I moved a few months back and can't really continue in my old art here, other than keeping up on what I already know.  So, I found Judo dojo that I like and am going to start training there.  It's all new, I'm back to being the newbie, back to white belt.  Everything is in japanese, gi's are always worn.  Much more traditional than what I'm used to.  We do alot of ground work too, which I am more comfortable with.  Anyway, can anyone give any advice as to a good way to get my solid basics in judo, are there any good web sites that hit all of the major terminology.  I don't like not knowing what the hell people are talking about.


----------



## arnisador (Jun 30, 2005)

Good luck! I enjoyed Judo and now do BJJ. Here's an excellent Judo site, with animations of many techniques:
http://judoinfo.com/

If your falling is good, think about your kuzushi (off-balancing) and keep an eye on the basics like feet inside your opponent's feet and hips low on things like hip throws.


----------



## silatman (Jul 1, 2005)

We do a fair bit of judo in our sylabus and the best advice I can give is to resist the urge to force anything, you push against your opponent you will regret it.


----------



## Hollywood1340 (Jul 1, 2005)

And following that jump, I would suggest a good breakfall


----------



## redfang (Jul 1, 2005)

Thanks for the advice and Arnisador, thank you for the link.


----------



## still learning (Jul 3, 2005)

Hello, There are many books on Judo.  You may want to get a few.  My son does Judo only for high school (seasonal).  All the instructors gives the throws in japanese term.  

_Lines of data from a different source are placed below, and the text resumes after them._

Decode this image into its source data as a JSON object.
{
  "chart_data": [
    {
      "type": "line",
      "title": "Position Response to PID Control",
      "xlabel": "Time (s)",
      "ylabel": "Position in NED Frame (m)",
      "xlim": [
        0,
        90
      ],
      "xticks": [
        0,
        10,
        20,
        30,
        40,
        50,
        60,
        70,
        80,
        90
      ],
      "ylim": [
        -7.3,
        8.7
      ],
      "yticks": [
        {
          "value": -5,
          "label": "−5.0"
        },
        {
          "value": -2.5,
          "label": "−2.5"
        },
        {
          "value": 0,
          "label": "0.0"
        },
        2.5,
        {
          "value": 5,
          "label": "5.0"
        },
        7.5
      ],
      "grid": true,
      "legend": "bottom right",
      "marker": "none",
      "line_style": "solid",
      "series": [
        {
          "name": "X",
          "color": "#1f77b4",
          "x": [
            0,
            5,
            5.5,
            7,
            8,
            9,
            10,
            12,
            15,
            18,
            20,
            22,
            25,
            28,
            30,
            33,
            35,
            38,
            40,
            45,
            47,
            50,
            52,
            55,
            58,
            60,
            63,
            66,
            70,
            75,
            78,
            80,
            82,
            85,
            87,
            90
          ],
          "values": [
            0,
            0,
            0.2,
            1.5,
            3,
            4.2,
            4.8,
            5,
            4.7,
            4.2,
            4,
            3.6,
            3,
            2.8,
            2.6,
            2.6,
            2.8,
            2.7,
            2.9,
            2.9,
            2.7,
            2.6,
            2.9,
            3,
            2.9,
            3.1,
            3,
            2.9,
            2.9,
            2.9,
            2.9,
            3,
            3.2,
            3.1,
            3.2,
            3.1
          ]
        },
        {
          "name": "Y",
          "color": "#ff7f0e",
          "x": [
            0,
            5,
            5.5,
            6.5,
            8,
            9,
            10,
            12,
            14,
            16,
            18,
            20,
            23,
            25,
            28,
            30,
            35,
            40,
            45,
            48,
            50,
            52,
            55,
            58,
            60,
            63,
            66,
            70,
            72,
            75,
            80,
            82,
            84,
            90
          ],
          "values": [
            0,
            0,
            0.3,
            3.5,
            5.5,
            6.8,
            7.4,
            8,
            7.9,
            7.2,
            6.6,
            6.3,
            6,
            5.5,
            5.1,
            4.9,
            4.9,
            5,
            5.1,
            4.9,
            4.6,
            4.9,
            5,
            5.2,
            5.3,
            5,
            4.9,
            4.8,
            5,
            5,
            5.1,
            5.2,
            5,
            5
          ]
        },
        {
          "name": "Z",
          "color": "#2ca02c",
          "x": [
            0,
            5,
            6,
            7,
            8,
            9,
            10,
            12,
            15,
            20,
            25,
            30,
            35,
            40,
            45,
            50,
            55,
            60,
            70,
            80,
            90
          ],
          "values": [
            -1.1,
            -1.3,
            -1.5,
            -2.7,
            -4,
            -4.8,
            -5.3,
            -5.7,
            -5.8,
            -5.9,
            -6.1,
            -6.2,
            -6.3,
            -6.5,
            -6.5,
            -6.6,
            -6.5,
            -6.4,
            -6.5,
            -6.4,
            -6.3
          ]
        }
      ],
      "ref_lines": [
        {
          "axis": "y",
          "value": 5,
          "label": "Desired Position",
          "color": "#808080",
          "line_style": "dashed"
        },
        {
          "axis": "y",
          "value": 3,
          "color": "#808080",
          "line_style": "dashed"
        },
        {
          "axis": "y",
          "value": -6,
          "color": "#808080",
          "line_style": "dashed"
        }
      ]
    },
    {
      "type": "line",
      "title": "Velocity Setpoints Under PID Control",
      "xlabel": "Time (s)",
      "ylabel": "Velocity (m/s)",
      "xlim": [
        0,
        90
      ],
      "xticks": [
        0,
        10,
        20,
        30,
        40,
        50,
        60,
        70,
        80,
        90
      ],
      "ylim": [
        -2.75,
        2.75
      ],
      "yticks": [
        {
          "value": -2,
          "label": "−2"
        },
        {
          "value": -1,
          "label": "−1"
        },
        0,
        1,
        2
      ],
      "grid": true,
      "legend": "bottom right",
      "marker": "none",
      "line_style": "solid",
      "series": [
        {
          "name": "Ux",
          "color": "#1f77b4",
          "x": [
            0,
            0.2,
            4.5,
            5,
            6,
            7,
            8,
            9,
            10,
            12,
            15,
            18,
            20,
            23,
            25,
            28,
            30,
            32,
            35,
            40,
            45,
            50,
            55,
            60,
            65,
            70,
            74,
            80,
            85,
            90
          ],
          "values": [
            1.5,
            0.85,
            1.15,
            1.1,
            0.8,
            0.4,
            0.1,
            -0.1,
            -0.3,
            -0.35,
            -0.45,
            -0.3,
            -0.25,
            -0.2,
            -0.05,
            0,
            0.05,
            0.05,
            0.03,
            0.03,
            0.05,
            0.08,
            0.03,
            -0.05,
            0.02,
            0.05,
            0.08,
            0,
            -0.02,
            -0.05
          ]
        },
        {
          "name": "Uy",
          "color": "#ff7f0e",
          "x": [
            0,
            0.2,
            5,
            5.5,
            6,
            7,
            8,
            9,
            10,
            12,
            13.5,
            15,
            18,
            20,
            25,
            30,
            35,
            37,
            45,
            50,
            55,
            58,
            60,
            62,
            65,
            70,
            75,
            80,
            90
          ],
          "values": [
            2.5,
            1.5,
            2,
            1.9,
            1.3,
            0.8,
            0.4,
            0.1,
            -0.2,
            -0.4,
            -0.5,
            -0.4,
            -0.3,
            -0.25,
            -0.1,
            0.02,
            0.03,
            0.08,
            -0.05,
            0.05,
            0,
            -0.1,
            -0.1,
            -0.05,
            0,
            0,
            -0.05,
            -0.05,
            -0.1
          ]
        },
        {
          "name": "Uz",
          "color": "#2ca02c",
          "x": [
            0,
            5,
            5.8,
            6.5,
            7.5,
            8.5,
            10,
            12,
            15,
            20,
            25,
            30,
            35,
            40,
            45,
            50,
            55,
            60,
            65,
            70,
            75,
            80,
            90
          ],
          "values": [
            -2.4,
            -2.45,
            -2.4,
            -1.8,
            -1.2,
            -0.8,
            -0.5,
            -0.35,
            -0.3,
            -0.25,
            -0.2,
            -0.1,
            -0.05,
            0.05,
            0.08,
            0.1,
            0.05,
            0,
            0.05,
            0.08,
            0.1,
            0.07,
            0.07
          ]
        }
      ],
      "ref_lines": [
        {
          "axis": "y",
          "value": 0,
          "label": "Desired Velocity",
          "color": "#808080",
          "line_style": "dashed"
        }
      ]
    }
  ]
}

 On E-bay I found a poster that shows about 30 of the major throws and the japanese name for them.  We found this an easy way to see and learn names of the throws.

 Also like anything new it will take time to learn the names and throws....Good luck and enjoy the Judo.......................Aloha


----------



## Henderson (Jan 23, 2006)

redfang said:
			
		

> So, I found Judo dojo that I like and am going to start training there....Anyway, can anyone give any advice as to a good way to get my solid basics in judo... I don't like not knowing what the hell people are talking about.


 
Redfang, How's this going for you?


----------